Nigerians in diaspora billions of dollars annually to the economy only second to oil revenue
In its quest to attract more remittances by Nigerians living abroad, the government of Mohammadu Buhari has floated new policies to ensure that money sent by Nigerians abroad are collected at home in the currencies of their choice. The desperation of the government to earn foreign currencies which have been in short supply necessitated the new policies.

Last month, the nation officially slipped into another economic recession, the second under Buhari. The instability in the price of oil, Nigeria’s only export earner, has wrecked havoc on the economy. The lockdown from the COVID-19 pandemic and the EndSARS protests, only compounded the economic woes of the nation. Poverty is rife across the land and for a nation that imports virtually everything, the lack of foreign currencies in the system has caused exporters to groan.

The government is looking everywhere for liquidity in the system and suddenly remembers the diaspora. Year in year out until the outbreak of the pandemic, the diaspora remittances into Nigeria have been rising astronomically in billions of dollars. During lockdown, diaspora remittances became the mainstay of most families in Nigeria.

Under the new policies which come into effect from today November 4, 2020, “beneficiaries of diaspora remittances through International Money Transfer Operators (IMTOs) shall henceforth receive such inflows in foreign currency (U.S. dollars) through the designated bank of their choice,” states Mr Godwin Emefiele, the Governor of the nation’s apex bank the CBN (Central Bank of Nigeria).

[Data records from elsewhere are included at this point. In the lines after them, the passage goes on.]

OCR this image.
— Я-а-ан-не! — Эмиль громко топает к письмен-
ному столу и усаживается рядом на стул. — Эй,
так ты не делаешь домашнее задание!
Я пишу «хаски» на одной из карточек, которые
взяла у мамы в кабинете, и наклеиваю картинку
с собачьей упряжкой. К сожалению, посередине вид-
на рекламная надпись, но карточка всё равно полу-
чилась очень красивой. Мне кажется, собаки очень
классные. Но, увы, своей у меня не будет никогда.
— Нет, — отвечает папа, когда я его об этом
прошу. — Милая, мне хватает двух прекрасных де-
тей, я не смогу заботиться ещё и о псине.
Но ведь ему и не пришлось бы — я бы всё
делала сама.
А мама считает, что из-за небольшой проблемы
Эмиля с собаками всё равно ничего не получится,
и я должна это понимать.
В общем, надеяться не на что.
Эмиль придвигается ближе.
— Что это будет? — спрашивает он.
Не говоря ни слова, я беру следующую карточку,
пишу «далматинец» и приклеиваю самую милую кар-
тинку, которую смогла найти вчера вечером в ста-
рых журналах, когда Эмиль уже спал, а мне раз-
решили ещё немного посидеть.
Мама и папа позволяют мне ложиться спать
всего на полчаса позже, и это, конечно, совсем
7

According to Emefiele, “such recipients of remittances may have the option of receiving these funds in foreign currency cash (U.S. dollars) or into their ordinary domiciliary accounts. These changes are necessary to deepen the foreign exchange market, provide more liquidity and create more transparency in the administration of diaspora remittances into Nigeria.”

The CBN accused some of the IMTOs of trying to frustrate the new policies. “In the course of following up on the implementation of the aforementioned new policies, the CBN observed some pushback by some of the International Money Transfer Operators (IMTOs) who were bent on undermining the new policies.”
Emefiele warned that the apex bank would resort to stiffer measures to ensure the implementation of the new policies.

Emefiele assured that the IT systems of the IMTOs (Western Union, Moneygram and Ria services) had been configured to begin such remittances. While the government continues to crave for the remittances of the diaspora, it is doing nothing to ensure safety of lives. Some Nigerians living abroad have been victims of kidnappers, armed robbers, while some have lost their lives while visiting the country. The diaspora clarion call for security and enfranchisement to enable them vote in Nigeria’s elections have been ignored by successive governments.

“They want our money but never interested in us,” was how one Nigeria living in Berlin, Germany described the attitude of the government to the diaspora. The amount sent to Nigeria by the diaspora in 2019 alone was almost $18 billion.